Положение. Человек, со всеми своими мнениями, есть плод среды и преимущественно общественной среды. Это неизбежный вывод из основного положения Локка: по innate principles, нет врождённых идей.

Противоположение. Среда, со всеми своими свойствами, есть плод мнений. Это — неизбежный вывод из основного положения исторической философии французских материалистов: c'est l'opinion qui gouverne le monde (мир управляется мнениями. — Ред.).»
«...мы приходим к тому общему выводу, что государственное устройство обусловливается нравами, нравы же — государственным устройством. Но ведь это противоречивый вывод. Вероятно, мы пришли к нему вследствие ошибочности того или другого из наших положений. Какого же именно? Ломайте себе голову, сколько хотите, вы не откроете неправильности ни в том, ни в другом; они оба безупречны, так как действительно нравы каждого данного народа влияют на его государственное устройство и в этом смысле являются его причиной, а с другой стороны, они обусловливаются государственным устройством и в этом смысле оказываются его следствием. Где же выход? Обыкновенно в такого рода вопросах люди довольствуются открытием взаимодействия: нравы влияют на конституцию, конституция на нравы, — всё становится ясно, как божий день, а люди, не удовлетворяющиеся подобной ясностью, обнаруживают достойную всякого порицания склонность к односторонности. Так рассуждает у нас в настоящее время почти вся наша интеллигенция.

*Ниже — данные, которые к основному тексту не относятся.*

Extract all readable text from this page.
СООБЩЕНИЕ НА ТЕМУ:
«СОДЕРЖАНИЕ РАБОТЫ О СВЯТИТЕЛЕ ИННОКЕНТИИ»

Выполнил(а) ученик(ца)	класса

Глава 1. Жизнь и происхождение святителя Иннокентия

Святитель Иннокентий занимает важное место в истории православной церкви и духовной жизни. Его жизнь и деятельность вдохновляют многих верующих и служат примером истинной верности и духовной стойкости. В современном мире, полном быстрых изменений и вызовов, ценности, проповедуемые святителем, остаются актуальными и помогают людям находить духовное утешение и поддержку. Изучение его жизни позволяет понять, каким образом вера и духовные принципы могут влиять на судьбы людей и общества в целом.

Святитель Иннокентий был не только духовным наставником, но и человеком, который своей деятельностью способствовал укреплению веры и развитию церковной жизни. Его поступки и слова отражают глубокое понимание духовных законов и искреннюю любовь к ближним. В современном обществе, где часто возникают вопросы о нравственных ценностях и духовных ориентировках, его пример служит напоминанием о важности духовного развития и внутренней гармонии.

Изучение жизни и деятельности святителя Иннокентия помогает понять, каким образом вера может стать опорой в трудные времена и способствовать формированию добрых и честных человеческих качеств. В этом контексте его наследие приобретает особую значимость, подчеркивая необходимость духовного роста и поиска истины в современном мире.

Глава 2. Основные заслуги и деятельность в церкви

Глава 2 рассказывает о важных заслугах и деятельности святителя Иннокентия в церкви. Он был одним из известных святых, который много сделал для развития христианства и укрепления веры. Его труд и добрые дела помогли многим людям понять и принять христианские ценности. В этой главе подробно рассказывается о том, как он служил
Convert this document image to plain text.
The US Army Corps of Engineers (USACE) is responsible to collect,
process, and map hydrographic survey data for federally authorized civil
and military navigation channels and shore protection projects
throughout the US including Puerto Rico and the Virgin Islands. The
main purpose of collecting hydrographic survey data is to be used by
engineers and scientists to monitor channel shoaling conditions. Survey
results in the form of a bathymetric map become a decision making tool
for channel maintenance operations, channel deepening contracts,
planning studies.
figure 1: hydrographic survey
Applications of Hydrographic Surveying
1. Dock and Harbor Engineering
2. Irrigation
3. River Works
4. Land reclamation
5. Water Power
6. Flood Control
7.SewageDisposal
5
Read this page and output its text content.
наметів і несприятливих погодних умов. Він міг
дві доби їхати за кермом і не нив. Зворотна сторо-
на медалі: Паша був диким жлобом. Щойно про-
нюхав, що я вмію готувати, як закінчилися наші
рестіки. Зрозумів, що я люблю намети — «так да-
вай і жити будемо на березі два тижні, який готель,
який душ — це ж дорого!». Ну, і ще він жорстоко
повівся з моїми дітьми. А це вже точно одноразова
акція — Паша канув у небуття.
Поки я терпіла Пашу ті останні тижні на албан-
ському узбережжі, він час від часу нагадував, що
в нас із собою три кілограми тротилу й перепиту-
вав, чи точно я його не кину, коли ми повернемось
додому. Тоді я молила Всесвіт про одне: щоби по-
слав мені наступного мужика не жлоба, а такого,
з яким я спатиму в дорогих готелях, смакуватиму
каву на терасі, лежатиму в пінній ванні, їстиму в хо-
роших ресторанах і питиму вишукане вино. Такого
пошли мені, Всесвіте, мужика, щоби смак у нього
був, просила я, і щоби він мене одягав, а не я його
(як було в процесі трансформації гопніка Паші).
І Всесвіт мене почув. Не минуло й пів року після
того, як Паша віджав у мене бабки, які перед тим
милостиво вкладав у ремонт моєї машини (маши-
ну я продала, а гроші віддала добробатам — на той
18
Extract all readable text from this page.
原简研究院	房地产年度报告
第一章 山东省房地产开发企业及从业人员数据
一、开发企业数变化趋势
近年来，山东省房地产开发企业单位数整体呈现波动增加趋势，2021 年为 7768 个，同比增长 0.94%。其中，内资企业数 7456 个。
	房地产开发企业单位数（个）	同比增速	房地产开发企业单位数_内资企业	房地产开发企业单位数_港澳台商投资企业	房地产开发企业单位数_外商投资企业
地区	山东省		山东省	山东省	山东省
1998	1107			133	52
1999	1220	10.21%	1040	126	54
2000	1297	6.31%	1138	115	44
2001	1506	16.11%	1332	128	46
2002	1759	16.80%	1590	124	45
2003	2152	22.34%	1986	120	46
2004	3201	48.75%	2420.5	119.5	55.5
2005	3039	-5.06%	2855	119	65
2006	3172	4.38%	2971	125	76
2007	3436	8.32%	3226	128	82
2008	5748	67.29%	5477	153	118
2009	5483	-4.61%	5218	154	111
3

Она смотрит на общественную жизнь с точки зрения взаимодействия: каждая сторона жизни влияет на все остальные и, в свою очередь, испытывает влияние всех остальных. Только такой взгляд и достоин мыслящего «социолога», а кто, подобно марксистам, допытывается каких-то более глубоких причин общественного развития, тот просто не видит, до какой степени сложна общественная жизнь.»
«Чтобы разделаться с этой путаницей, мы должны найти тот исторический фактор, который произвёл и нравы данного народа и его государственное устройство, а тем создал и самую возможность их взаимодействия. Бели мы найдём такой фактор, мы откроем искомую правильную точку зрения, и тогда мы без всякого труда разрешим смущающее нас противоречие.
В применении к коренному противоречию французского материализма это означает вот что: очень ошибались французские материалисты, когда, противореча своему обычному взгляду на историю, они говорили, что идеи не значат ничего, так как среда значит всё. Не менее ошибочен и этот обычный взгляд их на историю (c'est l'opinion qui gouverne le monde) (мир управляется мнениями. — Ред.), объявляющий мнения главной, основной причиной существования всякой данной общественной среды. Между мнениями и средой существует несомненное взаимодействие. Но научное исследование не может остановиться на признании этого взаимодействия, так как взаимодействие далеко не объясняет нам общественных явлений. Чтобы понять историю человечества, т. е. в данном случае историю его мнений, с одной стороны, и историю тех общественных отношений, через которые оно прошло в своём развитии, с другой, — надо возвыситься над точкой зрения взаимодействия, надо открыть, если это возможно, тот фактор, который определяет собою и развитие общественной среды, и развитие мнений. Задача общественной науки XIX века заключалась именно в открытии этого фактора.»
Потом начинается самое интересное - французские историки времён Реставрации, утописты, немецкие философы и собственно Маркс с Энгельсом.

Читайте классиков. Читайте Плеханова. Это полезно, иначе придётся анализировать общественую действительность с помощью теорий XVIII века, преодолённых в веке XIX-м.

вторник, 18 июля 2017 г.

Про Убер

Мой комментарий у Анлаза:

Традиционные таксисты - это типичная мелкая буржуазия. Иногда частники, лично владеющие всем, что нужно для их работы - машиной, умением её водить, знанием города. Иногда машина арендуется, но таксист всё равно остаётся мелким буржуа, поскольку он всё равно не продаёт рабочую силу, а работает достаточно самостоятельно; кладёт в карман столько, сколько сумеет заработать, а не столько, сколько хозяин выделит ему для поддержания работоспособности. Таксисты, которые трудятся на правах обычных наёмных работников - редкость.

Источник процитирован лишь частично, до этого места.